Y al hilo de esto, si alguno no se lo quiere poner alegando que es alérgico, que le aprietan o que no siente nada, aconsejo coger el bolso y las bragas y escapar de semejante egoísta descerebrado.

Todos los expertos en sexualidad de este milenio coinciden en recomendar que lleven ustedes siempre condones a una cita. No importa si los usan o no, ustedes llévenlos. Conste que no me patrocina ninguna marca. Recuerdo que unas amigas se iban de vacaciones a Cuba. No querían "nada" y hasta les daba corte plantearse si llevarse preservativos porque era una especie de señal de que iban predispuestas. Y eso, sería inaceptable para unas damas. En principio, me consta que no iban en plan "lobas" pero, de haber sido así, ¿qué hay de malo en ello? No veo avergonzados a los miles de europeos y norteamericanos que acuden a Tailandia o Cuba, solos o en manadas, dispuestos a financiar a las esclavas sexuales dudosamente mayores de edad.

Retomo el asunto de la cita y la conveniencia de llevar o no el bolso bien abastecido de gomas cautelares y del protocolo de cómo informar de dicha posesión al sujeto. Si en el camino al escenario del crimen su/tu casa o hacia el hotel o donde sea que planeen ustedes aparearse sin consecuencias nefastas, se da usted cuenta, querida amiga, que se ha olvidado los preservativos, le puede preguntar tranquilamente: "¿Llevas preservativos o paramos a comprarlos?". Sin más.
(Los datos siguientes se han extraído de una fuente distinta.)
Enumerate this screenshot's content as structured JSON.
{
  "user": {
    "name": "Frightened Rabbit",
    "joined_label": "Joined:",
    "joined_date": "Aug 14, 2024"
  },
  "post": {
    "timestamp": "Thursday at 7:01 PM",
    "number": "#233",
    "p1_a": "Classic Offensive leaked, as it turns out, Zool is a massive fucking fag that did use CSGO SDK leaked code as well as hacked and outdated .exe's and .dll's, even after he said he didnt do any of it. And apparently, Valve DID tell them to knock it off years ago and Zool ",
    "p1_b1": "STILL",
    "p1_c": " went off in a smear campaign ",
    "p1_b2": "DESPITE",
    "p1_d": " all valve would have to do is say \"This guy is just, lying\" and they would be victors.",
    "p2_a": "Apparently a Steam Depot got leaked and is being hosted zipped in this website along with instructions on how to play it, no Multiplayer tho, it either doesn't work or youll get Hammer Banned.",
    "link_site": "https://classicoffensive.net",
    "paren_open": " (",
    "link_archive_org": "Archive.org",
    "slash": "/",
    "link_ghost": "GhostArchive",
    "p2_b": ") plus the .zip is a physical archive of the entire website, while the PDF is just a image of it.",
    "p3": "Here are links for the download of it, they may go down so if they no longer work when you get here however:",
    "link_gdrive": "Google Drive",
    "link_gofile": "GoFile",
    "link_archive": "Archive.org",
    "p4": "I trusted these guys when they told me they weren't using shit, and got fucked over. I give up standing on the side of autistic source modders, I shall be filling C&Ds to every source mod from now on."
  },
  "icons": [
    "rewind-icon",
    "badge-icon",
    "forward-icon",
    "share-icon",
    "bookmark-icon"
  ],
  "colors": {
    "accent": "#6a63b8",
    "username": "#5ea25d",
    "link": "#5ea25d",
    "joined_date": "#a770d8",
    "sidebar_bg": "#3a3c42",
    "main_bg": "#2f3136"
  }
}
Leía hace no mucho una definición de cómo es y cómo se comporta una buena amante. Presten atención: "la clave, para ellos, es sentir que les deseamos y que estamos realmente excitadas. Una auténtica chica mala tiene las siguientes cualidades cuando practica sexo: es divertida, imaginativa, libre, sabe pedir lo que quiere, sabe dónde están sus límites y los transgrede cuando le apetece, no tiene complejos ni respecto a su cuerpo ni a sus habilidades, es generosa, es entregada y es lo suficientemente egoísta para preocuparse de su placer". Igual es demasiado largo para tatuarlo.